Mepolizumab — produced by recombinant DNA technology in Chinese hamster ovary cells — reduces severe asthma attacks by cutting the levels of blood eosinophils, a type of white blood cell that contributes to the development of asthma.
Patients receive Nucala once every four weeks by subcutaneous injection into the upper arm, thigh or abdomen.
The drug’s safety and efficacy were established in three double-blind, randomised, placebo-controlled trials in patients with severe asthma on currently available therapies.
Researchers administered either Nucala or a placebo to patients every four weeks as an additional asthma treatment. Compared with the placebo, patients with severe asthma receiving Nucala had fewer exacerbations requiring hospitalisation and/or emergency department visits, and a longer time to the first exacerbation.

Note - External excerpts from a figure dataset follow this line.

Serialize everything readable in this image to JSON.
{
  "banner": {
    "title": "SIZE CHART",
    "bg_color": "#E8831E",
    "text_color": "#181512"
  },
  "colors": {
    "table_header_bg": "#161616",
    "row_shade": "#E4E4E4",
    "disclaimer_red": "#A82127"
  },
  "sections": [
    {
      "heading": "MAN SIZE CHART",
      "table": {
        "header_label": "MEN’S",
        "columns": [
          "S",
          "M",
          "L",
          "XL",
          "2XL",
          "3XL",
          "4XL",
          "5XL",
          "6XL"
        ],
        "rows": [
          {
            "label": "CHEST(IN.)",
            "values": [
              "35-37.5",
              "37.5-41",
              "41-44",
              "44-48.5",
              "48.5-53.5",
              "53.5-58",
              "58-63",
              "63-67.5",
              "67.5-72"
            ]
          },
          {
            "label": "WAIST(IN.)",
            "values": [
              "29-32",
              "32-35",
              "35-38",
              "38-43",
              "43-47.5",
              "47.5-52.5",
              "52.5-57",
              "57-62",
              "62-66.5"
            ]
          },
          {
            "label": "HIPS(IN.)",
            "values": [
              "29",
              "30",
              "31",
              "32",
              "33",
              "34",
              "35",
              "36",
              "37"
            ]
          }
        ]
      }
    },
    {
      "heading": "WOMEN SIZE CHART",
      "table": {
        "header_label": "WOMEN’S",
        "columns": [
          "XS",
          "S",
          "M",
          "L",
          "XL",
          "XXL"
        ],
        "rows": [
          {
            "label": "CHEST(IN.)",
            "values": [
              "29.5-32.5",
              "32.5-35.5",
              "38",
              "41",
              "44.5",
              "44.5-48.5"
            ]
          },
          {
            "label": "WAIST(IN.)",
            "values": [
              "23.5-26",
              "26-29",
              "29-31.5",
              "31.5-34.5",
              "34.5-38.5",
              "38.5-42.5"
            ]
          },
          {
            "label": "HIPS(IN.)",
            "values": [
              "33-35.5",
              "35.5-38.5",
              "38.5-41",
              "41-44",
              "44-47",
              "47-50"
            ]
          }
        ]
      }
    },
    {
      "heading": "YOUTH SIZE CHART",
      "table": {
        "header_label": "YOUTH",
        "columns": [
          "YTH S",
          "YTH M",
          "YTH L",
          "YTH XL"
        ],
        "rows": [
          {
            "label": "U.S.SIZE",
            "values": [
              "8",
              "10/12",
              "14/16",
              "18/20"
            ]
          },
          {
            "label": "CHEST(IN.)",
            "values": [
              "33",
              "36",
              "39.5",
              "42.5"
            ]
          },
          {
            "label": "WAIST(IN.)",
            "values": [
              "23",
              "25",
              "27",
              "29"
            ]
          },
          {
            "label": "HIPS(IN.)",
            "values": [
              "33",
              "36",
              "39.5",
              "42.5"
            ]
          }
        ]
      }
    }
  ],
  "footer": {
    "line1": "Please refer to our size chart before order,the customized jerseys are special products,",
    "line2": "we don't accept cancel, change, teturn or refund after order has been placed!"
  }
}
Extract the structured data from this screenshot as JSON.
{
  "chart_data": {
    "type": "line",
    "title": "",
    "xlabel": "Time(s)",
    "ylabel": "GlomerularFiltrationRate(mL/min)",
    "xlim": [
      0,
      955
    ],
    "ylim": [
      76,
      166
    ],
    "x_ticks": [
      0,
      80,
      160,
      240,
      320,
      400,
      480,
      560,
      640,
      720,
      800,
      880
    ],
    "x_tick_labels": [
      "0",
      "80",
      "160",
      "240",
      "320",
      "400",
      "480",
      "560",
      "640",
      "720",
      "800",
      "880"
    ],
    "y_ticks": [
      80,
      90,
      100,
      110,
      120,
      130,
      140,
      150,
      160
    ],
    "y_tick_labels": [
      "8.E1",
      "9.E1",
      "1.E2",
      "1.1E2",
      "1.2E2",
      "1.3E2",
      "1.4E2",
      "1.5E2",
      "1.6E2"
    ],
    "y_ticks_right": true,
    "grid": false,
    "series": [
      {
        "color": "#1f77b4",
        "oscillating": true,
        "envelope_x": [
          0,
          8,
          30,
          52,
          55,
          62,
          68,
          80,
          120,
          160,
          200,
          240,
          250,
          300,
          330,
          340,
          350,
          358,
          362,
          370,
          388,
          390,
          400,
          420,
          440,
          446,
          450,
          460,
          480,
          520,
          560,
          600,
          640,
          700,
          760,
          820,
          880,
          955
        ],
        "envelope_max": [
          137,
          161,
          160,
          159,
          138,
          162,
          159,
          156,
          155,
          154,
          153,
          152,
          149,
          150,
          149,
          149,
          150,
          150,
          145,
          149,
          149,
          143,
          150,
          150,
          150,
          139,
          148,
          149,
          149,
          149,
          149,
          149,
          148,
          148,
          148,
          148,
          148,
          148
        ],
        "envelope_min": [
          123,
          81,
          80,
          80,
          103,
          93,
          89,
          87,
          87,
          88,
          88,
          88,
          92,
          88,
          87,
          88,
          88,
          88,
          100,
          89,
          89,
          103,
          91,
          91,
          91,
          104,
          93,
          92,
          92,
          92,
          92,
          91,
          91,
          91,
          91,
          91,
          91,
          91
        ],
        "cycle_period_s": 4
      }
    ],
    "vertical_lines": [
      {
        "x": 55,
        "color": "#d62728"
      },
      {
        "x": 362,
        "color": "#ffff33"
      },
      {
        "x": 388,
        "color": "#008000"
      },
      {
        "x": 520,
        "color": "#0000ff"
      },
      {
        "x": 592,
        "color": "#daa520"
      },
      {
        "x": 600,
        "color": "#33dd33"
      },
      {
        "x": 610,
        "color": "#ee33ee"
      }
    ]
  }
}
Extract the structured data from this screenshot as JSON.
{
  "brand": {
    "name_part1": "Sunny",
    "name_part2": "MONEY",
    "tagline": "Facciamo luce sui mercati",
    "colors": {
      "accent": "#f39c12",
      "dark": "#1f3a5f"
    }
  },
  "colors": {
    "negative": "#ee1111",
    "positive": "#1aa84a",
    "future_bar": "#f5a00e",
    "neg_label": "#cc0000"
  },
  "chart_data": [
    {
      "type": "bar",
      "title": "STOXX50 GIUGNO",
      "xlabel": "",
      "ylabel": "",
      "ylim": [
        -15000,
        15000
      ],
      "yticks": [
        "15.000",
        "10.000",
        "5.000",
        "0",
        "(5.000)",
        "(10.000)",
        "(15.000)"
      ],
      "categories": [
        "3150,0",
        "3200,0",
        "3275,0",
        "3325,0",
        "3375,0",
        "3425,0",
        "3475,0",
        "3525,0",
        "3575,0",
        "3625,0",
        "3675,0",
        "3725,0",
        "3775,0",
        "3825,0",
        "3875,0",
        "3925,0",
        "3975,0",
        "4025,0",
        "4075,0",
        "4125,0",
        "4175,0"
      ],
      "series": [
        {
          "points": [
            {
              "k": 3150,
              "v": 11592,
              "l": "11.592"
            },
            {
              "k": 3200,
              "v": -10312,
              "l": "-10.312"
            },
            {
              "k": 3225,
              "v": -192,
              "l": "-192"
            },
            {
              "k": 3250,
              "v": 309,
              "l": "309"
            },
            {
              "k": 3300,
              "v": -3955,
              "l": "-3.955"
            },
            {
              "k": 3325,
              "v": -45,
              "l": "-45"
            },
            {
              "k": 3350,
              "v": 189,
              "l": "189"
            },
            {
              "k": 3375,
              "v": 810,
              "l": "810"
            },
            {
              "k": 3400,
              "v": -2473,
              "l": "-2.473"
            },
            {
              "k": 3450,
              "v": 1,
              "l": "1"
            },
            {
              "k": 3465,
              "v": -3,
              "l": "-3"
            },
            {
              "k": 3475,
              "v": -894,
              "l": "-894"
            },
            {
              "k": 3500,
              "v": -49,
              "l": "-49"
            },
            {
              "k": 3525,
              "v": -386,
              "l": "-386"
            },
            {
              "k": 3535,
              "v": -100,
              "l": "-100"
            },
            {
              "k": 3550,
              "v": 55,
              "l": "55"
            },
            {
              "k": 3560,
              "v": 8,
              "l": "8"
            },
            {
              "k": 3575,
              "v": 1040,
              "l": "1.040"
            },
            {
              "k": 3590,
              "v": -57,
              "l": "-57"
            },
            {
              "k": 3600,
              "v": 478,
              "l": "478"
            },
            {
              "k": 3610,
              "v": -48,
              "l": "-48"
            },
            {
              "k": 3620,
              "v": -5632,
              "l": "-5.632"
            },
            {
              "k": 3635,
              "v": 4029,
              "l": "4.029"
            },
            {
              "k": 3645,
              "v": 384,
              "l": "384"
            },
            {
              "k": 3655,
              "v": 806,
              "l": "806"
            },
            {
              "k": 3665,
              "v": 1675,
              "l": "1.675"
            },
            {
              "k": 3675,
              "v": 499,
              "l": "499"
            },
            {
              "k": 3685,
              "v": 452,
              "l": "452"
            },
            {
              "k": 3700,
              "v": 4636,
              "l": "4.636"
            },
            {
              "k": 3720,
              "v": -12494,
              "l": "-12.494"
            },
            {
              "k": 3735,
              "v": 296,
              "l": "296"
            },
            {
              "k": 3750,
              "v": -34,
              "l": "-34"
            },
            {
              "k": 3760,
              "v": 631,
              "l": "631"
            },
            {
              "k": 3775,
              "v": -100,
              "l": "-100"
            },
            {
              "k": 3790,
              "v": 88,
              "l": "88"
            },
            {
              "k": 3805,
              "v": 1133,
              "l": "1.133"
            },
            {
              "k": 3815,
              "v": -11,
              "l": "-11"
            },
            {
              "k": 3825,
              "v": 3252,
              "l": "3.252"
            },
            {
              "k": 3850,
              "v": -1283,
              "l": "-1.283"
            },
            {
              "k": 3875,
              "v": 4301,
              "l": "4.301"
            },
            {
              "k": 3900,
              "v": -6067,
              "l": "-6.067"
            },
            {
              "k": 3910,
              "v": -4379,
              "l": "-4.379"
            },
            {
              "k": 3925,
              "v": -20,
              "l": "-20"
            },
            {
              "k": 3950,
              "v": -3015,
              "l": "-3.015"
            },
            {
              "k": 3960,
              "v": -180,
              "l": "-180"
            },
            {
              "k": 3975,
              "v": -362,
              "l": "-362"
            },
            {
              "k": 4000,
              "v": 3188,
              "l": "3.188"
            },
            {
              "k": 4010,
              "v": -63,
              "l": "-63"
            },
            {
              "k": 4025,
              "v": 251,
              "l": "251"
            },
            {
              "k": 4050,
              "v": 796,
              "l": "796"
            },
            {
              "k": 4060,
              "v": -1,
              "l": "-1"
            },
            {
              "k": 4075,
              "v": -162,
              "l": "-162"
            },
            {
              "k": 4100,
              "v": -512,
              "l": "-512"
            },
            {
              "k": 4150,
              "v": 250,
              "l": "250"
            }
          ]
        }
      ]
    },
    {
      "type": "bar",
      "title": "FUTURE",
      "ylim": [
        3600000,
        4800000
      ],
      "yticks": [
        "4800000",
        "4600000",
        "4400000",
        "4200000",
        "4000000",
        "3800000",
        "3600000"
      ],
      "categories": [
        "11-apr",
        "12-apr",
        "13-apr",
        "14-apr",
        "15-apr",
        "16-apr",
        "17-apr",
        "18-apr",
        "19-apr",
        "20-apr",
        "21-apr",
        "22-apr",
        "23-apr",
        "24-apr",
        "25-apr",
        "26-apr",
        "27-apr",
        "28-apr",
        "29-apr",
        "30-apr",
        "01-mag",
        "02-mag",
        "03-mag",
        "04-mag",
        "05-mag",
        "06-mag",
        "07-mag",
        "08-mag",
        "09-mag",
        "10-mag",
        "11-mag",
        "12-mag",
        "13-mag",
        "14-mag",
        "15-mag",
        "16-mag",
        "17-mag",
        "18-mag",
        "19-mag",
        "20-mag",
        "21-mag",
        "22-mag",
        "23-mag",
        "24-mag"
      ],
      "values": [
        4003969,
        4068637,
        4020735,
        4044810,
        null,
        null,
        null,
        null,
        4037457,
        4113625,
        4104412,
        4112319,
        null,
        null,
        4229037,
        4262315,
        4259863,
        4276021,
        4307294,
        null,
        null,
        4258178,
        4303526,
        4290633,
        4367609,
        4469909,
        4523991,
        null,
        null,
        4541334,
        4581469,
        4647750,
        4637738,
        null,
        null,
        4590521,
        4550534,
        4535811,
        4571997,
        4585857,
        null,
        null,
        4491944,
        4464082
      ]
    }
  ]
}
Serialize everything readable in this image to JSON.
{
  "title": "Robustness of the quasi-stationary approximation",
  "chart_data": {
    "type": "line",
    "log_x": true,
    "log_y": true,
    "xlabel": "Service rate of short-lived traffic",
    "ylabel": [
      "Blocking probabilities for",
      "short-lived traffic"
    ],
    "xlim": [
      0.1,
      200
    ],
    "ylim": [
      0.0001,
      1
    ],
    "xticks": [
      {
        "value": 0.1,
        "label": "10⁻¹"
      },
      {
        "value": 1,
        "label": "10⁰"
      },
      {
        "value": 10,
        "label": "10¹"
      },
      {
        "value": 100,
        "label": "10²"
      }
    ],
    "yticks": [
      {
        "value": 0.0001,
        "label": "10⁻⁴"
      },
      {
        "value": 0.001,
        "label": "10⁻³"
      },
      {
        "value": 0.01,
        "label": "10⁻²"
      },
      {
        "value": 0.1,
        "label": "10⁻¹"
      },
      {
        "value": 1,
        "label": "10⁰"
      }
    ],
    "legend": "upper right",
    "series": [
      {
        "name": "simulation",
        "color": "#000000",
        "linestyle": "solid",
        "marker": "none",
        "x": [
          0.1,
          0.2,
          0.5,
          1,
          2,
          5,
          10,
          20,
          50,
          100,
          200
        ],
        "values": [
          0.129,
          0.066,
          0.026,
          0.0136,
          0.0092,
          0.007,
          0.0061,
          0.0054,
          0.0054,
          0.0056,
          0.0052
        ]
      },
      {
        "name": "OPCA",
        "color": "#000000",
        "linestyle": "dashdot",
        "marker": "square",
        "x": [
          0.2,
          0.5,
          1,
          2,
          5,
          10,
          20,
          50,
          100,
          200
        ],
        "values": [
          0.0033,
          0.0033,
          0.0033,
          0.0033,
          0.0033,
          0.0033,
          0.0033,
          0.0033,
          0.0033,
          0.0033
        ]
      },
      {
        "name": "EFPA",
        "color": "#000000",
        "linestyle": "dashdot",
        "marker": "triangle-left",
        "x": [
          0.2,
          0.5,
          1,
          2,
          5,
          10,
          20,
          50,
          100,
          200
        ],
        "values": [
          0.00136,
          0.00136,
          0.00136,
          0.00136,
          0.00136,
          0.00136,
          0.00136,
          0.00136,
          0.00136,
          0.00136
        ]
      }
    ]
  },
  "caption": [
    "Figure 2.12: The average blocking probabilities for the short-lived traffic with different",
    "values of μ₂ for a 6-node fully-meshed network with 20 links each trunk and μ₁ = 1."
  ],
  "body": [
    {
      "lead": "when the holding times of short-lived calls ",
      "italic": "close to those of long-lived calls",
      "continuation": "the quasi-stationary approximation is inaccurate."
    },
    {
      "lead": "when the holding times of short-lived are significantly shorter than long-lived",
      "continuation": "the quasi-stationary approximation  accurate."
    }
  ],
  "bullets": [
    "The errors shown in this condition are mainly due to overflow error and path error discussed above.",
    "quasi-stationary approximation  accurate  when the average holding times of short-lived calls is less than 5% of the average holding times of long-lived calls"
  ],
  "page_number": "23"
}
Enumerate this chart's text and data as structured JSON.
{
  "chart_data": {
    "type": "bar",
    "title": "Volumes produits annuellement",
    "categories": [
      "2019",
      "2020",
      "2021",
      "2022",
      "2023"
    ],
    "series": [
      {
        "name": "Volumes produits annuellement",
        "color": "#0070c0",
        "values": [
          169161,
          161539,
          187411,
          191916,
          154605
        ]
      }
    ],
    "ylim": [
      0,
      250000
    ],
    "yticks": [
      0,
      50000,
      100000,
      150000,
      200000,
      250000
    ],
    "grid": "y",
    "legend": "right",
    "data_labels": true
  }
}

Patients receiving Nucala also saw greater reductions in their daily maintenance oral corticosteroid dose, while maintaining asthma control, although the medication did not result in a significant improvement in lung function.
Common side effects include headache, injection site reactions, back pain and fatigue. Hypersensitivity reactions can occur within hours or days of being treated with the agent, and herpes zoster infections have occurred, the FDA says.
In September 2015, the European Medicines Agency’s Committee for Medicinal Products for Human Use adopted a positive opinion for mepolizumab, recommending the granting of a marketing authorisation for the drug for the treatment of severe refractory eosinophilic asthma.